Stock advance on Europe hopes

Source CNN Money

Dow

A broad rally lost steam during the final minutes of trading, but stocks still ended sharply higher Wednesday as investors welcomed the latest plan to recapitalize European banks.

“We’re continuing to see a shift in investor sentiment,” said Art Hogan, managing director at Lazard Capital Markets. “Last week, it seemed like the sky was falling and there was no end in sight. Now, there’s a perception that Europe will come up with a TARP-like backstop for European banks.”

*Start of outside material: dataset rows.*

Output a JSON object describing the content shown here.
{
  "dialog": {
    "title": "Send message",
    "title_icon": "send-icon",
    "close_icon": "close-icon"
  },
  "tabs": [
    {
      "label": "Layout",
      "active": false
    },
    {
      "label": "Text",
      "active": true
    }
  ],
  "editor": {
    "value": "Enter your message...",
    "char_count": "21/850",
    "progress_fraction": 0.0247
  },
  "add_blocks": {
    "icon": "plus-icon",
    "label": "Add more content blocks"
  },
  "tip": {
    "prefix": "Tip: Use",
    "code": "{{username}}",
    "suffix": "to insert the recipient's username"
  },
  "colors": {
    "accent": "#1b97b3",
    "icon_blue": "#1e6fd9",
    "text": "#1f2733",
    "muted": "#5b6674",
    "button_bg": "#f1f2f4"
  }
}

European Commission president Jose Manuel Barroso said Wednesday that policymakers need to act immediately to resolve the long-running crisis. Barroso also said that banks that do not satisfy capital requirements should be barred from paying out dividends and bonuses.

“We still don’t have a concrete plan, but it seems like officials have more of a sense of urgency and are talking about credible solutions, which is exactly what the market needs,” said Hogan.

Stocks have been climbing since the start of the month as hopes for a solution to Europe’s debt crisis continue to grow.

Wednesday’s advance was the sixth out of the last seven days for the S&P 500 and Nasdaq, and fifth for the Dow. The three major indexes are up between 8% and 11% since Oct. 3, when stocks hit their lowest levels in more than a year.

Every development overseas is getting investors’ front-and-center attention. More than 80% of the experts surveyed by CNNMoney agree that debt problems overseas are the most challenging hurdle for the market.